Smaller organisations lead the way in cloud-first and cloud-only
At CKH IOD, what we have discovered is that it is mid-sized businesses who are among the first to go cloud-first and cloud-only with their enterprise information strategies.
For example, we worked with one organisation across eight locations which had previously connected its sites with dedicated connections, until it realised that its guest Wi-Fi network could replace that connectivity, more affordably and more flexibly.
Making the jump for that organisation wasn’t painful, as the vast majority of its day-to-day applications such as Office 365 and CRM were already in the cloud. We recognise that making the leap is more difficult for organisations such as those in the financial sector, for example, who may rely on dedicated, highly secure, on-site applications that cannot migrate as quickly to the cloud.
But it is worthwhile for every organisation to look at how to make this transition in the medium term. Instead of the in-house data centre with several racks of computers hosting essential applications, how can some of these be put into virtual machines in the cloud?
How could the organisation as a whole benefit from the financial flexibility of pay-as-you-go cloud computing, where cost can be linear with the amount of power needed, and where hardware obsolescence can be completely avoided?

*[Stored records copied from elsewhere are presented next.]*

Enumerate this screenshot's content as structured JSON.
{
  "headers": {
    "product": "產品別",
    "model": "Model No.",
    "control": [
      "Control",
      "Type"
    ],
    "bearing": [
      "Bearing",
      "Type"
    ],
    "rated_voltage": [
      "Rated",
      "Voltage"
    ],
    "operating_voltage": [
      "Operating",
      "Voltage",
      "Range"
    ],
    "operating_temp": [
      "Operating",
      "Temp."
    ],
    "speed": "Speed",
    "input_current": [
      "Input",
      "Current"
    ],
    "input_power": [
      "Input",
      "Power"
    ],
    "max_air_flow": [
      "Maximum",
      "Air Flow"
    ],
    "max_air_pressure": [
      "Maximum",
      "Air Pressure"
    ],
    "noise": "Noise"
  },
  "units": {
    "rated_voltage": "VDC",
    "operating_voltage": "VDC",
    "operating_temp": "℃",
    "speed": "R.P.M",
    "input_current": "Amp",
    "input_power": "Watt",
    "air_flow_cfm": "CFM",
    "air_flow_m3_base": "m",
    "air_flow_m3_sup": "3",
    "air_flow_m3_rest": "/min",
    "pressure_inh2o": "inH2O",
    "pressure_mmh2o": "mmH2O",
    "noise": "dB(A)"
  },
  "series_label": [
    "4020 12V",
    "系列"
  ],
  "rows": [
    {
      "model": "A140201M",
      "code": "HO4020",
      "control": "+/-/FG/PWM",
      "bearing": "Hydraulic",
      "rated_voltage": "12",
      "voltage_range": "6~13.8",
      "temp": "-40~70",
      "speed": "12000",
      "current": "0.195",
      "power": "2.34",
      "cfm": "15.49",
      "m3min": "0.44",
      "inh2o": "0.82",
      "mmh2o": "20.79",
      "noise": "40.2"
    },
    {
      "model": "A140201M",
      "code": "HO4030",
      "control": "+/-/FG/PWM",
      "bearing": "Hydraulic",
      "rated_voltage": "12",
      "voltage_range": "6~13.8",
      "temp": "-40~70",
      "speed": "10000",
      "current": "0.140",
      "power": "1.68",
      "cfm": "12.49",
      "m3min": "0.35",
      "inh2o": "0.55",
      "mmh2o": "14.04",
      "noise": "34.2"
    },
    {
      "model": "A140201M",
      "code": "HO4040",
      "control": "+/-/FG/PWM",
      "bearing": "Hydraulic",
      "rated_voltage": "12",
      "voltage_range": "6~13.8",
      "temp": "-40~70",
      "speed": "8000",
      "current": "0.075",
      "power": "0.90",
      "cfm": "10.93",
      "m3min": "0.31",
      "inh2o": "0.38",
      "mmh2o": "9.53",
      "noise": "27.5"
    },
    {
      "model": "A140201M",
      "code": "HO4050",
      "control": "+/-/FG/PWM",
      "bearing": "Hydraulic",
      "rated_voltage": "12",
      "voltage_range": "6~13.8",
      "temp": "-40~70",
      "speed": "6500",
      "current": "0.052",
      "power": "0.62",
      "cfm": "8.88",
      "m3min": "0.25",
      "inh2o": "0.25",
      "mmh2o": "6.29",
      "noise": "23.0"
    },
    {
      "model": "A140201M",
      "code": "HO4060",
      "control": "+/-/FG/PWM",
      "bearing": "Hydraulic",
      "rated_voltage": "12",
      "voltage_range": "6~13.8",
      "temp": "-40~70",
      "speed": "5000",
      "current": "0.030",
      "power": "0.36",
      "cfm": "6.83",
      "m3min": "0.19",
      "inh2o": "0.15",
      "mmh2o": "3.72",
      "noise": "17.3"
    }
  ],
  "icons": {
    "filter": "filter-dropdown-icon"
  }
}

At CKH IOD, we work with organisations to help them become fit for the future, and ensure that their corporate network can support their needs now and into the future, including the needs of both employees and of customers. A migration away from all-MPLS as the default, and exploring how SD WAN can augment the WAN, makes sense as enterprises move to a cloud-first model, and need the security of the old with the flexibility of the new.